5. Why is predictability and routine important, and what are some principles for embedding predictability? (online)
6. Which kinds of interactions between carers and individuals help them to feel safe and connected?
7. What are restrictive practices and how can we work to reduce them? 8. What are some principles and examples of Positive Behaviour Support?
MORE ABOUT THE PRESENTERS:
Jaquie Mills is the parent of four sons, two with disabilities, with her eldest having complex communication needs. Jaquie has worked in a wide range of areas related to the support of people with complex communication needs and challenging behaviour. She developed the ‘Is There a Better Way?’ program which is now in its 5th year of helping families, schools and services to understand challenging behaviour and its relationship with communication rights. Jaquie managed the development of the Graduate Certificate in Complex Communication Needs at Edith Cowan University in Western Australia which is now in its fifth year. Jaquie facilitates a weekly communication and literacy group for adults with complex communication needs and with them, in 2018, developed a series of resources to support people with CCN to engage in their NDIS planning process. Jaquie is also managing director of Microboards Australia, an organisation which develops microboards – a group of committed friends, family and community who support persons with a disability to plan and achieve the life they want to have. In 2016 Jaquie received the WA Community Citizen of the Year award for her years supporting people with disability and disadvantaged children, and in 2017 she was a finalist in 2017 West Australian of the Year awards in recognition of her work developing the microboard model and supporting people with complex communication needs and behaviours which can be challenging.
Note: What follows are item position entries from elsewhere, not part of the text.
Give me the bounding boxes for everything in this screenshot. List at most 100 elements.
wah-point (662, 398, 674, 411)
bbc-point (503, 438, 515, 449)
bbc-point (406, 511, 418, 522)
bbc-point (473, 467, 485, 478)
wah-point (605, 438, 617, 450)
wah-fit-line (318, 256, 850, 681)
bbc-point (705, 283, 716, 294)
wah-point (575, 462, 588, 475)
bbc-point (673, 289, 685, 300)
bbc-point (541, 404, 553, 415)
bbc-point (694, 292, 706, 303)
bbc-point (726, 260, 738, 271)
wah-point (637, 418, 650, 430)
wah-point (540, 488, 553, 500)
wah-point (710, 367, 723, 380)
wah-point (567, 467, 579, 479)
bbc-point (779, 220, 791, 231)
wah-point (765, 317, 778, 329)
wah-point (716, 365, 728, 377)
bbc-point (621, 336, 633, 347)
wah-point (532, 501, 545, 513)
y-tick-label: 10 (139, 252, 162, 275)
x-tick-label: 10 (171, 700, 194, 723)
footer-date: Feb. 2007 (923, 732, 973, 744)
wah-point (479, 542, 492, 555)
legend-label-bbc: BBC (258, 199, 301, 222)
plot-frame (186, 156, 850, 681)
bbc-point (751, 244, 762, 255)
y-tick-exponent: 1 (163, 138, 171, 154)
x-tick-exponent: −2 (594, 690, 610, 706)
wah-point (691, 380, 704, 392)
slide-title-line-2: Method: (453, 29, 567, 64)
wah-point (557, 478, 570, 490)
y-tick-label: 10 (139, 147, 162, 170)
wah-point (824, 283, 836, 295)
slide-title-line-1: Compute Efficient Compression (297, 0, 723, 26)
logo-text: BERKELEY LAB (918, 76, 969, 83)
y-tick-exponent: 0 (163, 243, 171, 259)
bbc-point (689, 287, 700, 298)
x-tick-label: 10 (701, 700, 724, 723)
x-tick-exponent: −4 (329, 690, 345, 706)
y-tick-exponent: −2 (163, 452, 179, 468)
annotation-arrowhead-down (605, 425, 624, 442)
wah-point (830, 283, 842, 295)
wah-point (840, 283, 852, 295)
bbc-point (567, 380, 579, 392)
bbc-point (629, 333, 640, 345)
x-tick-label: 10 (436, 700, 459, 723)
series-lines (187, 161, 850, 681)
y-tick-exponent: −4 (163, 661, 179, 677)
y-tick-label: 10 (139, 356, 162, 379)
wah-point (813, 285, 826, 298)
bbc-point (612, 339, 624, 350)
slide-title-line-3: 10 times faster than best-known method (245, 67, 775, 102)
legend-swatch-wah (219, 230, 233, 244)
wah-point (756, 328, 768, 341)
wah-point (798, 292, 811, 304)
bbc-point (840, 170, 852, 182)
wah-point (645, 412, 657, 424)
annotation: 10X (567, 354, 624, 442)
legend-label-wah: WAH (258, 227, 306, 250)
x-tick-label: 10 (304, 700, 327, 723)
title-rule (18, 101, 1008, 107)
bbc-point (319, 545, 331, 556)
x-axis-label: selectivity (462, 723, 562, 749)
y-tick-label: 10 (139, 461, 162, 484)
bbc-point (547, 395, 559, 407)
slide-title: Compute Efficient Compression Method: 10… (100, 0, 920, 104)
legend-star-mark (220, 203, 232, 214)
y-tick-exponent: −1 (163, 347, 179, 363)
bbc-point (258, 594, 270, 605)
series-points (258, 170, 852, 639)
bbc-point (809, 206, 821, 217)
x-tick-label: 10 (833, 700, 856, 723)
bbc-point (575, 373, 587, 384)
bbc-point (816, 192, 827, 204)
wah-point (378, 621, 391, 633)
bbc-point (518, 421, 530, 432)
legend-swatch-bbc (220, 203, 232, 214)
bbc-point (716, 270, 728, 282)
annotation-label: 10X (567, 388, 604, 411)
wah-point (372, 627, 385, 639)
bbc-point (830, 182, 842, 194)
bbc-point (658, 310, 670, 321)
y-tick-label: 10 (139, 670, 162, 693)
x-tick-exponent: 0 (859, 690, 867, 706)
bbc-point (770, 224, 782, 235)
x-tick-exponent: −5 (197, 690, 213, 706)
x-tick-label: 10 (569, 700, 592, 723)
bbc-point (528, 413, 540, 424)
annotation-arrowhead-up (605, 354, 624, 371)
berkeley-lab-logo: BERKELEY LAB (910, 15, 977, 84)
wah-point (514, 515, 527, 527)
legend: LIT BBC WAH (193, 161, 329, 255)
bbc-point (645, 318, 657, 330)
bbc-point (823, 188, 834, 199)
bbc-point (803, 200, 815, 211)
Initially a Speech Pathologist, Debbie Lobb has worked with people with disability for over 25 years. During that time she has held many roles including AAC specialist, chair of WA branch for Makaton/Key Word Sign, Autism assessor and specialist. However the majority of Debbie’s career has been in the area of working with families and service providers who support people with complex behavioural needs. She has been an instrumental leader in the development of WA sector wide collaboration for progressive service approaches and supports for people with complex needs and behaviour that challenges us. In addition to her consultative and training role across the sector, Debbie has forged strong partnerships with family leaders who have been instrumental in creating system change for people with complex needs and behaviour that challenges. Debbie is currently the course developer for the behaviour support unit as part of the Graduate Certificate in Complex Communication Needs.
PLEASE NOTE: This event includes 2 full day workshops and 2 online modules (which each take about 45 minutes to complete). Microboards Australia are also able to offer follow up coaching support to organisations or families looking for additional support.
Morning tea and lunch will be provided for both days.